Methylation Signature for Prediction of Progression Free Survival in Surgically Treated Clear Cell Renal Cell Carcinoma
10.3346/jkms.2019.34.e144
- Author:
Ho Won KANG
1
;
Hongyong PARK
;
Sung Pil SEO
;
Young Joon BYUN
;
Xuan Mei PIAO
;
Sung Min KIM
;
Won Tae KIM
;
Seok Joong YUN
;
Wooyeong JANG
;
Ho Sun SHON
;
Keun Ho RYU
;
Sang Cheol LEE
;
Wun Jae KIM
;
Yong June KIM
Author Information
1. Department of Urology, Chungbuk National University Hospital, Chungbuk National University College of Medicine, Cheongju, Korea. urokyj@cbnu.ac.kr
- Publication Type:Original Article
- Keywords:
Renal Cell Carcinoma;
Methylation;
Progression
- MeSH:
Carcinoma, Renal Cell;
Cohort Studies;
Disease-Free Survival;
Epigenomics;
Follow-Up Studies;
Humans;
Kidney;
Methylation;
Multivariate Analysis;
Neoplasm Metastasis;
Phenotype;
Zinc Fingers
- From:Journal of Korean Medical Science
2019;34(19):e144-
- CountryRepublic of Korea
- Language:English
-
Abstract:
BACKGROUND: Little is known about epigenetic silencing of genes by promoter hypermethylation in renal cell carcinoma (RCC). The aim of this study was to identify prognostic methylation markers in surgically treated clear cell RCC (ccRCC). METHODS: Methylation patterns were assayed using the Infinium HumanMethylation450 BeadChip array on pairs of ccRCC and normal tissue from 12 patients. Using quantitative PSQ analysis, tumor-specific hypermethylated genes were validated in 25 independent cohorts and their clinical relevance was also verified in 152 independent cohorts. RESULTS: Using genome-wide methylation array, Zinc finger protein 278 (ZNF278), Family with sequence similarity 155 member A (FAM155A) and Dipeptidyl peptidase 6 (DPP6) were selected for tumor-specific hypermethylated genes in primary ccRCC. The promoter methylation of these genes occurred more frequently in ccRCC than normal kidney in independent validation cohort.
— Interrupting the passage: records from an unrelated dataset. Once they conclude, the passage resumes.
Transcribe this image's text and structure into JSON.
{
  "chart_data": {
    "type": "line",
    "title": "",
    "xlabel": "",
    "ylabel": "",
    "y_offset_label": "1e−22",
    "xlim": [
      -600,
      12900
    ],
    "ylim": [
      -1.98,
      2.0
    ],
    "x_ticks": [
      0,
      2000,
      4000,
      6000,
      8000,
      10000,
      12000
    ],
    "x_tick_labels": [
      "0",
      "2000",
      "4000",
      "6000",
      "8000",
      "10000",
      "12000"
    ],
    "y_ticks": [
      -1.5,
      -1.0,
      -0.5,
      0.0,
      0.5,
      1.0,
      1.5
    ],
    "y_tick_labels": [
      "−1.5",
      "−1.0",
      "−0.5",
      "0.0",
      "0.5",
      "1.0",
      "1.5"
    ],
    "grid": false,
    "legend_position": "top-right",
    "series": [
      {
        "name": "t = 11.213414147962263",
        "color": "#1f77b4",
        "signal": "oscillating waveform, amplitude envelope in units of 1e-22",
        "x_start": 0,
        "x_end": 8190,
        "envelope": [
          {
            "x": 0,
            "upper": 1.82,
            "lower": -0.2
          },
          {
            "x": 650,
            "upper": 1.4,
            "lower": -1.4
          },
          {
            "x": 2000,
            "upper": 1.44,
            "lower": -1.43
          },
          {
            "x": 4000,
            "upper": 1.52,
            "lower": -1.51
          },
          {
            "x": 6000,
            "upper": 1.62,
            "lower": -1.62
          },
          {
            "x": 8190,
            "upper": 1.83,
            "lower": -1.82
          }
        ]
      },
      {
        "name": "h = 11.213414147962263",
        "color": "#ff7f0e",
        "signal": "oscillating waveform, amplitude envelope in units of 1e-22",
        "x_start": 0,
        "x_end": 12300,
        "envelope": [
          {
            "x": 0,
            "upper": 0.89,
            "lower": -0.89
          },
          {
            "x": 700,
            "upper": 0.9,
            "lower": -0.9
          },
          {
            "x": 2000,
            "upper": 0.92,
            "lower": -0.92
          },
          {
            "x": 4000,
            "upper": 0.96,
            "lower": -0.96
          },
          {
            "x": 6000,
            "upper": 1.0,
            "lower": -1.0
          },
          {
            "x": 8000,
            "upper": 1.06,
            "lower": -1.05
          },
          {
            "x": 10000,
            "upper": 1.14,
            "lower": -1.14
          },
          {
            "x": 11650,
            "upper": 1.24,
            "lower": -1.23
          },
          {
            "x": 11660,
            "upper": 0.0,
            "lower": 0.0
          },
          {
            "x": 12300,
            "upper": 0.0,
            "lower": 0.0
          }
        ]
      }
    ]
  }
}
The hypermethylation of three genes were associated with advanced tumor stage and high grade tumor in ccRCC. During median follow-up of 39.2 (interquartile range, 15.4–79.1) months, 22 (14.5%) patients experienced distant metastasis. Multivariate analysis identified the methylation status of these three genes, either alone, or in a combined risk score as an independent predictor of distant metastasis. CONCLUSION: The promoter methylation of ZNF278, FAM155A and DPP6 genes are associated with aggressive tumor phenotype and early development of distant metastasis in patients with surgically treated ccRCC. These potential methylation markers, either alone, or in combination, could provide novel targets for development of individualized therapeutic and prevention regimens.